If a child's parents are not educated a situation arises where the child will get behind and probably never catch up. Thus ignorance perpetuates ignorance.

That brings up the question of societies responsibility to children and where to draw the line. What do we do in our own country? What is our responsibility to the world?

We see the results of ignorance and minds that never developed and thus very easily corrupted and/or mislead in the news everyday. It translates to crime and terrorists and fundamentalist and closed-minded attitudes in our country and around the world.

Comments

Jeff Sr said…
Interesting piece, and it is true. Which is why teachers who teach the kids in the beginning grades need to be better trained. To expand on what this author is saying, I believe our country, our system is dropping the ball on education because we are not holding everyone to a higher standard. This no child left behind (NCLB) is in no way the answer. Instead it is contributing to the problem.

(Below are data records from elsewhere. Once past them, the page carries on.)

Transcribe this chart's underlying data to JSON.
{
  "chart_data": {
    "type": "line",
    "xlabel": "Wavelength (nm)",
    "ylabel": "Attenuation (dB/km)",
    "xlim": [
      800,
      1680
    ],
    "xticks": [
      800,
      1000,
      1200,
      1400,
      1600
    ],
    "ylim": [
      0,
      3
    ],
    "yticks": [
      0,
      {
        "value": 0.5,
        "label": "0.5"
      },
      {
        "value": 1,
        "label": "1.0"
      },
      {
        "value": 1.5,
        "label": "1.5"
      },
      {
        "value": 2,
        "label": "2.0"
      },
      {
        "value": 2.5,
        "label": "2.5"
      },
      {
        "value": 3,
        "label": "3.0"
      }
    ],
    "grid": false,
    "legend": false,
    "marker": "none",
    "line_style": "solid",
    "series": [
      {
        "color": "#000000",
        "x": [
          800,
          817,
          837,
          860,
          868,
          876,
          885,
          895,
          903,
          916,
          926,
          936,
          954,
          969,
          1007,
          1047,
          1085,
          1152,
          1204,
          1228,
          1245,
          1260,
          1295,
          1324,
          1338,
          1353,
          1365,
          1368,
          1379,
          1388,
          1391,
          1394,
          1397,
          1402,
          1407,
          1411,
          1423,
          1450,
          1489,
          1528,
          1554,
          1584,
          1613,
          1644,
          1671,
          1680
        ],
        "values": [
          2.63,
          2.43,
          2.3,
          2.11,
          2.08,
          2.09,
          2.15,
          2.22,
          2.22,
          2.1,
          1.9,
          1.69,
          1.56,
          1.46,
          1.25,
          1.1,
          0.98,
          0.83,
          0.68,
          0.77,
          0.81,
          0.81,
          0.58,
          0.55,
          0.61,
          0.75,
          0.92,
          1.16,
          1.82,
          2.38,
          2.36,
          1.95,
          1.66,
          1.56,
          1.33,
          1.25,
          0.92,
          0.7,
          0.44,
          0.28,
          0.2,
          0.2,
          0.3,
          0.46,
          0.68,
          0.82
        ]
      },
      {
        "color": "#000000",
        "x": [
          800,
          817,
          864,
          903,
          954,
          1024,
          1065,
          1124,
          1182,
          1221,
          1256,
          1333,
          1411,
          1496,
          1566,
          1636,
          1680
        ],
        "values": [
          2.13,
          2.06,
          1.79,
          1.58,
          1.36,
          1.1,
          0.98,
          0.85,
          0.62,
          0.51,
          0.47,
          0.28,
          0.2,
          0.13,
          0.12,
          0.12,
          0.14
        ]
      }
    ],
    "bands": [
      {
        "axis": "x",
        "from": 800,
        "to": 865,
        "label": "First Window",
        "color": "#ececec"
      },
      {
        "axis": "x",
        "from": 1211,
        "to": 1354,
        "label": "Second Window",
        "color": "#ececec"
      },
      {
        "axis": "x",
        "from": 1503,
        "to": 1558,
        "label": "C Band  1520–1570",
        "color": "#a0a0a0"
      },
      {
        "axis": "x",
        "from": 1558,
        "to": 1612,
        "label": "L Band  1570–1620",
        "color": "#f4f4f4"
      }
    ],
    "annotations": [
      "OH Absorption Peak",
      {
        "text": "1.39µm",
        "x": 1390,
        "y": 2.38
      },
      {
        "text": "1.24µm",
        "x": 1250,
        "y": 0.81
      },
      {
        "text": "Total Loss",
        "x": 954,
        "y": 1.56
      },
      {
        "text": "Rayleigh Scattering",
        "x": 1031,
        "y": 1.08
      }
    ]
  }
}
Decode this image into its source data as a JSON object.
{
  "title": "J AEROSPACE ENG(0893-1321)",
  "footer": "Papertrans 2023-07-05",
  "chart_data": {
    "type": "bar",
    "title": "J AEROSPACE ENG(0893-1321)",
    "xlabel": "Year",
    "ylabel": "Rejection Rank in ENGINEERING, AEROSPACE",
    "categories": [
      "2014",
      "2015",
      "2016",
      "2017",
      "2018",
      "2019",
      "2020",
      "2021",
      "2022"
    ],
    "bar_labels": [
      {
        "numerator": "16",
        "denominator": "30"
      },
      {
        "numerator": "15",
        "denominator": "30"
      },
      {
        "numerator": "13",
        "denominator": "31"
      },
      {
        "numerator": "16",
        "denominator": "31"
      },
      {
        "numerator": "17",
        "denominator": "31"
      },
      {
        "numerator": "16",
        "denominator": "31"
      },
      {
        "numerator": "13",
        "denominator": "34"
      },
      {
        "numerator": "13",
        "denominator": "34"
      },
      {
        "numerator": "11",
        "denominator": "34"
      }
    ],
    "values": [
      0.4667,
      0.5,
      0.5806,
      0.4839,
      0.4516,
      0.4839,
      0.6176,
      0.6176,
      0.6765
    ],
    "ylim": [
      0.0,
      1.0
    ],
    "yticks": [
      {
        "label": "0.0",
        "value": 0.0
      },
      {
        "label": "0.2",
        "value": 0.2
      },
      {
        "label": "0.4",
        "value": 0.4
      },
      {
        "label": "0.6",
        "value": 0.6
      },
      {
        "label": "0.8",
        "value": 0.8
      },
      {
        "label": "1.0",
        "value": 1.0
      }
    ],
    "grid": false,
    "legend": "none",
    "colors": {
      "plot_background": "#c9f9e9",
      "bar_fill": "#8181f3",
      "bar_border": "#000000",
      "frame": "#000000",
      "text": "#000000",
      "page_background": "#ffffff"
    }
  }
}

Also, the kids today are unmotivated and lazy. I have always blamed the parents. But this article brings up some good points about early childhood development. I don't ever get to see this in practice. I only see the end result of it as I teach high school and get the kids after they have been screwed by the system. I still put some of the blame on the parents. It seems a lot of them are too busy or lazy to pursue what is best for their kids. You did and look at the result. It paid off, and your son is doing great. On top of all of it, parents today are not parenting their kids, rather it is the kids who run the show at home, parents and schools don't want to hold the kids accountable...It is very sick!
Sojka's Call said…
I agree with you that the parents shoulder the primary responsibility and that in most cases of developmentally challenged kids the parents were either incapable completely, were too lazy or prioritized other life activities ahead of the children.

It makes me think that when kids are about two years before entering kindergarten that the parents should have some kind of compulsory education themselves so they learn how to support their kids properly. The compulsory education could be very flexible and, of course, if someone wanted to get around it they could, but, it would at least provide a direction for parents. For instance, you could just have to show you had read some books, attended some kind of training (on-line or live), etc and be able to converse with the kindergarten teacher intelligently about what you have done. The teacher could in turn suggest other things you could do. If done in a spirit of cooperation for the benefit of the child it could be a very powerful and enriching way for a family to start their schooling experience.